Now to look at the command within the loop:

cat ${bin}.gff3 | grep "EC:" | cut -f 9 | \
sed "s/ID=//" | sed "s/;.*;Dbxref=/,/" | \
sed "s/,.*EC:/\t/" | sed "s/,.*//" >../EC/${bin}.ec

A good way to figure out what a workflow is doing, is by building it up step by step. Run the first part of workflow and then add the next section, run, repeat. This shows you how each new section is affecting the output. Additionally, it is always good to run it on one file and head the output so we have a manageable amount of data to look at.

We'll do that with the K1.1.gff3 file.

Note: Remember we are adding head to the end for ease of viewing.

Tips:

Use the up arrow to go back to previously run commands that you can then edit.
Remember the clear command.

#Grab every line containing "EC:"
cat K1.1/K1.1.gff3 | grep "EC:" | head

#Cut out the 9th column/field (-f) (i.e. only keep the 9th column)
#This is the attributes field in GFF3
#This contains a plethora of information including the EC annotation if present
#cut uses tabs as the default column/field delimiter
cat K1.1/K1.1.gff3 | grep "EC:" | cut -f 9 | head

#The gff3 attributes field starts with the ID
#We want to keep this but remove the "ID=" part
cat K1.1/K1.1.gff3 | grep "EC:" | cut -f 9 | sed "s/ID=//" | head

#We don't want any of the info between the ID and the EC number
#Therefore we want to remove everything (.*) between
# the first ";" (at the end of the ID info)
# and "EC="
#We'll replace this with a \t to seprarate the ID and EC
# columns with a tab (required by MinPath)
cat K1.1/K1.1.gff3 | grep "EC:" | cut -f 9 |  sed "s/ID=//" | \
sed "s/;.*EC:/\t/" | head

#Finally remove all the info after the EC number
#This info will be after the last ,
cat K1.1/K1.1.gff3 | grep "EC:" | cut -f 9 | sed "s/ID=//" | \
sed "s/;.*EC:/\t/" | sed "s/,.*//" | head

In the looped command, output is written into files: > EC/${bin}.ec.

29.2 MetaCyc predictions

With our .ec files we can create our MetaCyc predictions.

First we'll change directory into the EC directory.

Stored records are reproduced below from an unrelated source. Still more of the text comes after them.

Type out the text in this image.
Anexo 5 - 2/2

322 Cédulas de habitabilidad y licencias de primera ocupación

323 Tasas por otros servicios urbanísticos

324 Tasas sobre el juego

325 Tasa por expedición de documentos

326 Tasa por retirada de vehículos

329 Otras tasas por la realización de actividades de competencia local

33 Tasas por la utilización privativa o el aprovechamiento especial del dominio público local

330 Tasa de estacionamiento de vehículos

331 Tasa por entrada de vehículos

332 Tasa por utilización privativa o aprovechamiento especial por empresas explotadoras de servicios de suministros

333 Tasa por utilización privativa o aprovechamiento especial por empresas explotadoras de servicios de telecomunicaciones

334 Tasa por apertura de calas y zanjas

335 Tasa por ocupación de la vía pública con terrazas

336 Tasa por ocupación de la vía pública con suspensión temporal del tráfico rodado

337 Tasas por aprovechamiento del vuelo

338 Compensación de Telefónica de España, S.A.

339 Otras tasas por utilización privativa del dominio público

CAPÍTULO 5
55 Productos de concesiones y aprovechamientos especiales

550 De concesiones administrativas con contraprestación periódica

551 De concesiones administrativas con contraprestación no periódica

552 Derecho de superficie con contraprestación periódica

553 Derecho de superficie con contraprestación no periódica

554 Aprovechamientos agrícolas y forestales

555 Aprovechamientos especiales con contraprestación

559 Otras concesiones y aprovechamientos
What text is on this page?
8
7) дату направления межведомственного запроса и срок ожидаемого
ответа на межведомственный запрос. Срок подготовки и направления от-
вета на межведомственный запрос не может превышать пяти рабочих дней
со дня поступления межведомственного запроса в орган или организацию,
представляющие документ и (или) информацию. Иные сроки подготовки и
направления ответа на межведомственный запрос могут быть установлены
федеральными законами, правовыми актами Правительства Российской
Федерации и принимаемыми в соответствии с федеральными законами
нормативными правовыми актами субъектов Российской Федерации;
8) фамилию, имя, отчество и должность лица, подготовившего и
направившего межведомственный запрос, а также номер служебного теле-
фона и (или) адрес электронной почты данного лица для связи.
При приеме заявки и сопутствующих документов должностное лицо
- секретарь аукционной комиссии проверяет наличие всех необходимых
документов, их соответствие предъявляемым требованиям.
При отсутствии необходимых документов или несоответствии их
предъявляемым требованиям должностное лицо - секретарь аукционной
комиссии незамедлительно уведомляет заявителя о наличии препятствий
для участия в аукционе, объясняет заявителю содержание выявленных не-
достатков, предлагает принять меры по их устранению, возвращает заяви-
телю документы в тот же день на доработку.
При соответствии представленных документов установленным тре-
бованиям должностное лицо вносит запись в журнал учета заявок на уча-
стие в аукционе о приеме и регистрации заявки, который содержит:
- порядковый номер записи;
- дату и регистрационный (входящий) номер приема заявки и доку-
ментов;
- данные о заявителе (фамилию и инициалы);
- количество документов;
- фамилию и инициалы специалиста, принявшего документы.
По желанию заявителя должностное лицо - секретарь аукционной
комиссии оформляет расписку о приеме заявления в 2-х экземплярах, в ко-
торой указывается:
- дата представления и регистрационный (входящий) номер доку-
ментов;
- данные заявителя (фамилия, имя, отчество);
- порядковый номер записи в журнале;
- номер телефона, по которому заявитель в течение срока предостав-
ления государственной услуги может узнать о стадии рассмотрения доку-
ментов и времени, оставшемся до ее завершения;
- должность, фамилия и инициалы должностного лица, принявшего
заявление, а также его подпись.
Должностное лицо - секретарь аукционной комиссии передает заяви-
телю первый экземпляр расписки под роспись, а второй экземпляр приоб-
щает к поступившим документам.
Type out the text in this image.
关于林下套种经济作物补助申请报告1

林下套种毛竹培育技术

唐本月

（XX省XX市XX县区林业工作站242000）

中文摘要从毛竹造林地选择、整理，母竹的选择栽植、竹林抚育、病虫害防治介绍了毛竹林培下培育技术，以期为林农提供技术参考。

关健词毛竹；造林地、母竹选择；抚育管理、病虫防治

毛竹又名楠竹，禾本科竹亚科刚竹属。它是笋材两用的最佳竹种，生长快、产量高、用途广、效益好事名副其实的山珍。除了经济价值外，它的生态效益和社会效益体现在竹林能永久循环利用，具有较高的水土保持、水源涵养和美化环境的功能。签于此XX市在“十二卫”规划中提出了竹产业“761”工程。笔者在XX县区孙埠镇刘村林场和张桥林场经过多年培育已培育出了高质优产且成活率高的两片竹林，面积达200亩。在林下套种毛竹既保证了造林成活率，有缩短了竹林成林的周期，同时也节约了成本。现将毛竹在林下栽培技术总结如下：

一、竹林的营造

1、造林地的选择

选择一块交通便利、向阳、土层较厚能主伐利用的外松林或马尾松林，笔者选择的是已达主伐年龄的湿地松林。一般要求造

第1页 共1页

Then create an output directory for the MetaCyc predictions.

cd ./EC
mkdir ../MetaCyc

Now we can loop through the file suffixes to run MinPath.

ls -1 *ec | sed "s/.ec//" | while read bin
do
python /pub14/tea/nsc206/git_installs/Minpath/MinPath.py \
-ec ${bin}.ec \
-report ../MetaCyc/${bin}.minpath
done

A lot of output will be printed to screen but this can be ignored unless you see warnings.

29.3 MetaCyc report

First, change directory into the MetaCyc directory.

#Change directory
cd ../MetaCyc
#List contents
ls

From the CoCoPyE results we found that bin K1.22 was very good with a quality score >98%. We will therefore have a look at its output.

Have a look at the .minpath -report file for K1.22.

less K1.22.minpath

The file contains the following columns

Pathway ID
Pathway reconstruction: Only available for genomes annotated in MetaCyc database.
Naive: Indicates if pathway was reconstructed by the naive mapping approach (1) or not (0).
Minpath: Indicates if the pathway was kept (1) or removed (0) by MinPath.
Fam0: The number of families involved in the pathway.
Fam-found: Number of families in pathway that were annotated/found.
Name: Description of pathway.

Quit (q) less when you are happy.

There are some quick things we can do in bash with these files.

#Count number of pathways found in each bin with word count
wc -l *minpath
#Grab every line with "PWY-6972" from every file
grep "PWY-6972" *minpath | less

29.4 KEGGs

You can also get KEGG information with MinPath.

The code:

#Change to correct directory
cd ~/8-Annotation
#Make directory for KEGGs
mkdir KEGG
#KEGG extractions
ls -1 */*gff3 | sed "s|.*/||" | sed "s/.gff3//" | while read bin
do
cat ${bin}/${bin}.gff3 | grep "KEGG:" | cut -f 9 | sed "s/ID=//" | \
sed "s/;.*KEGG:/\t/" | sed "s/,.*//" > KEGG/${bin}.kegg
done
#Make directory for KEGG minpath output
mkdir KEGG_minpath
#Change directory to KEGG
cd KEGG
#Run MinPath
ls -1 *kegg | sed "s/.kegg//" | while read bin
do
python /pub14/tea/nsc206/git_installs/Minpath/MinPath.py \
-ko ${bin}.kegg \
-report ../KEGG_minpath/${bin}.minpath
done

With these files you can then investigate what bins have which pathways. Additionally, with more samples analysed you can determine which samples have which pathways present.

Splendid! That is the end of the workshop materials aside from the appendix in the next chapter. I hope you enjoyed it and foudn it useful.